AUTHOR=Xu Jiangbao , Yuan Cuijie , Yu Guofeng , Li Hao , Dong Qiutong , Mao Dandan , Zhan Chengpeng , Yan Xinjiang TITLE=Predicting cerebral edema in patients with spontaneous intracerebral hemorrhage using machine learning JOURNAL=Frontiers in Neurology VOLUME=15 YEAR=2024 URL=https://www.frontiersin.org/journals/neurology/articles/10.3389/fneur.2024.1419608 DOI=10.3389/fneur.2024.1419608 ISSN=1664-2295 ABSTRACT=Background

The early prediction of cerebral edema changes in patients with spontaneous intracerebral hemorrhage (SICH) may facilitate earlier interventions and result in improved outcomes. This study aimed to develop and validate machine learning models to predict cerebral edema changes within 72 h, using readily available clinical parameters, and to identify relevant influencing factors.

Methods

An observational study was conducted between April 2021 and October 2023 at the Quzhou Affiliated Hospital of Wenzhou Medical University. After preprocessing the data, the study population was randomly divided into training and internal validation cohorts in a 7:3 ratio (training: N = 150; validation: N = 65). The most relevant variables were selected using Support Vector Machine Recursive Feature Elimination (SVM-RFE) and Least Absolute Shrinkage and Selection Operator (LASSO) algorithms.

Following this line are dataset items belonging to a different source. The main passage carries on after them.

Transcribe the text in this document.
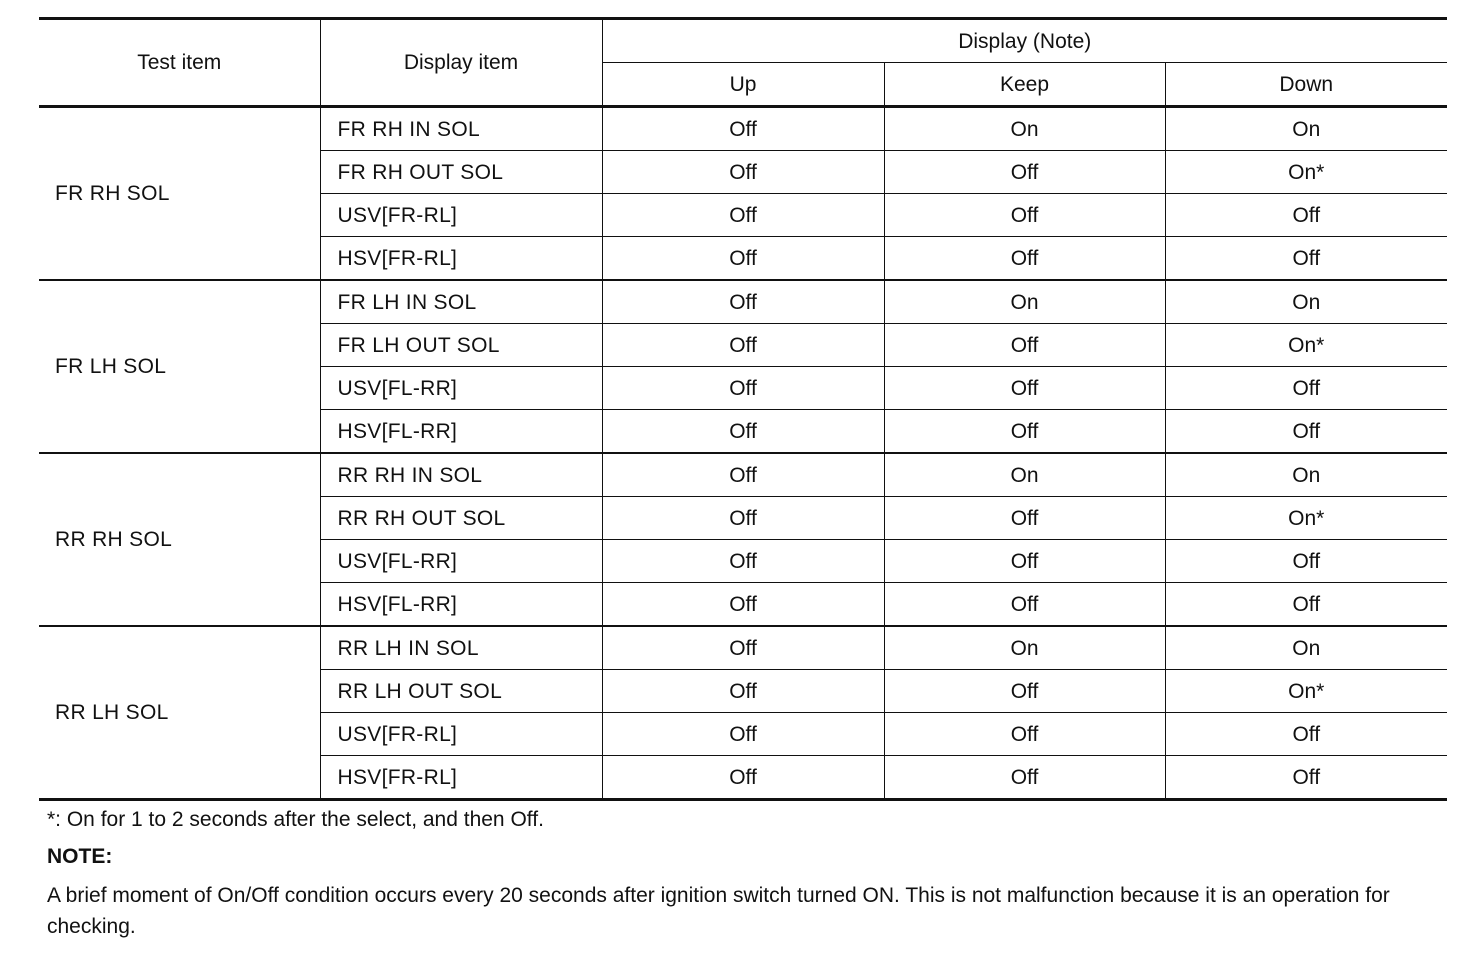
Test item	Display item	Display (Note)		
		Up	Keep	Down
FR RH SOL	FR RH IN SOL	Off	On	On
	FR RH OUT SOL	Off	Off	On*
	USV[FR-RL]	Off	Off	Off
	HSV[FR-RL]	Off	Off	Off
FR LH SOL	FR LH IN SOL	Off	On	On
	FR LH OUT SOL	Off	Off	On*
	USV[FL-RR]	Off	Off	Off
	HSV[FL-RR]	Off	Off	Off
RR RH SOL	RR RH IN SOL	Off	On	On
	RR RH OUT SOL	Off	Off	On*
	USV[FL-RR]	Off	Off	Off
	HSV[FL-RR]	Off	Off	Off
RR LH SOL	RR LH IN SOL	Off	On	On
	RR LH OUT SOL	Off	Off	On*
	USV[FR-RL]	Off	Off	Off
	HSV[FR-RL]	Off	Off	Off
*: On for 1 to 2 seconds after the select, and then Off.
NOTE:
A brief moment of On/Off condition occurs every 20 seconds after ignition switch turned ON. This is not malfunction because it is an operation for checking.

The predictive performance of random forest (RF), GDBT, linear regression (LR), and XGBoost models was evaluated using the area under the receiver operating characteristic curve (AUROC), precision–recall curve (AUPRC), accuracy, F1-score, precision, recall, sensitivity, and specificity. Feature importance was calculated, and the SHapley Additive exPlanations (SHAP) and Local Interpretable Model-Agnostic Explanations (LIME) methods were employed to explain the top-performing model.

Results

A total of 84 (39.1%) patients developed cerebral edema changes. In the validation cohort, GDBT outperformed LR and RF, achieving an AUC of 0.654 (95% CI: 0.611–0.699) compared to LR of 0.578 (95% CI, 0.535–0.623, DeLong: p = 0.197) and RF of 0.624 (95% CI, 0.588–0.687, DeLong: p = 0.236). XGBoost also demonstrated similar performance with an AUC of 0.660 (95% CI, 0.611–0.711, DeLong: p = 0.963). However, in the training set, GDBT still outperformed XGBoost, with an AUC of 0.603 ± 0.100 compared to XGBoost of 0.575 ± 0.096. SHAP analysis revealed that serum sodium, HDL, subarachnoid hemorrhage volume, sex, and left basal ganglia hemorrhage volume were the top five most important features for predicting cerebral edema changes in the GDBT model.

Conclusion

The GDBT model demonstrated the best performance in predicting 72-h changes in cerebral edema. It has the potential to assist clinicians in identifying high-risk patients and guiding clinical decision-making.